Houston-based Calpine, which sells electricity to the wholesale market, is expected to gain an advantage from the Obama administration's push to cut carbon emissions and also reforms being sought by the nation's largest electricity grid operator PJM. The grid operator wants its power plant partners to deliver greater reliability with uninterrupted electricity.
Earlier this month, PJM, which coordinates the flow of power by working with power plant operators such as Calpine, received approval from its board to file an enhanced capacity performance proposal with the U.S. Federal Energy Regulatory Commission.
PJM's reforms were sparked by the "transformation of the PJM generation fleet," due to the abundant supply of cheap shale gas, as well as "last winter's polar vortex weather events," said Brett Kerr, Calpine's spokesperson, in an email to TheStreet. Those events led to one of the highest levels of winter electricity demand, which undermined PJM's grid operations.
Consequently, PJM revised its incentive plan, seeking to enhance its compensation to power plant operators that provide greater generator availability during periods of system stress, while substantially penalizing those generators that underperform.
PJM is planning to hold a capacity auction in May and could apply the new structure that favors those power plant operators that can deliver a continuous supply of electricity throughout the year, in every season, and have dual-fuel capabilities.
Calpine is in a strong position to capitalize on the auction, because "more than 22% of Calpine power generation capacity is located within PJM's territory" and fulfills these requirements.
As a result of PJM's reforms, Calpine's annual EBITDA - earnings before interest, taxes, depreciation and amortization - could climb by $150 million, wrote UBS's analyst Julien Dumoulin-Smith in his most recent report. Calpine's shares have climbed 6.6% this year and currently hover around $21.
Furthermore, the U.S. Environmental Protection Agency (EPA) wants to reduce America's carbon emissions during power generation to 30% below the level seen in 2005. It hopes to achieve this goal by the end of 2030, threatening the future prospects of several coal-based power production companies, such as American Electric Power (AEP) - Get American Electric Power Company, Inc. Report and Southern Co. (SO) - Get Southern Company Report , but this could work well for Calpine.
That's because the EPA's plans to cut carbon emissions relies heavily on increasing the nation's dependence on "natural gas fired combined cycle power plants" that emit far less carbon and other pollutants than fossil fuel sources, such as coal, Kerr explained. "Calpine has the largest fleet of modern, efficient and flexible natural gas-fired power plants in the country," Kerr added.
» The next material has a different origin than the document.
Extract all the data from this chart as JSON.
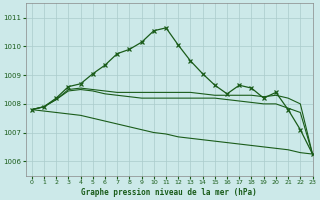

When it comes to power generation, natural gas-based power plants emit about half as much carbon dioxide, and even lower quantities of nitrogen and sulfur oxides, as compared to coal-based power plants, according to Environmental Protection Agency estimates.
On the flip side, an emerging threat is coming from the increasing role clean energy is playing in the national grid, said UBS's Dumoulin-Smith. The build out of new solar and wind energy based power plants across the U.S, particularly in Texas where more than a third of Calpine's power capacity is located, can disrupt the supply-demand fundamentals, which can have an adverse impact on prices.
However, it is unlikely that solar or wind power could pose a serious threat to Calpine in the foreseeable future. Renewable energy is largely "intermittent" sources of electricity, which cannot promise uninterrupted supply, Kerr said. That disadvantage could come to the forefront under severe weather conditions and, therefore, be an issue with PJM's reforms.
"The flexibility of natural gas plants makes them critical to grid reliability, so that when the sun isn't shining or the wind isn't blowing, Calpine's plants are there to help keep the lights on," Kerr elaborated.
This article is commentary by an independent contributor. At the time of publication, the author held no positions in the stocks mentioned.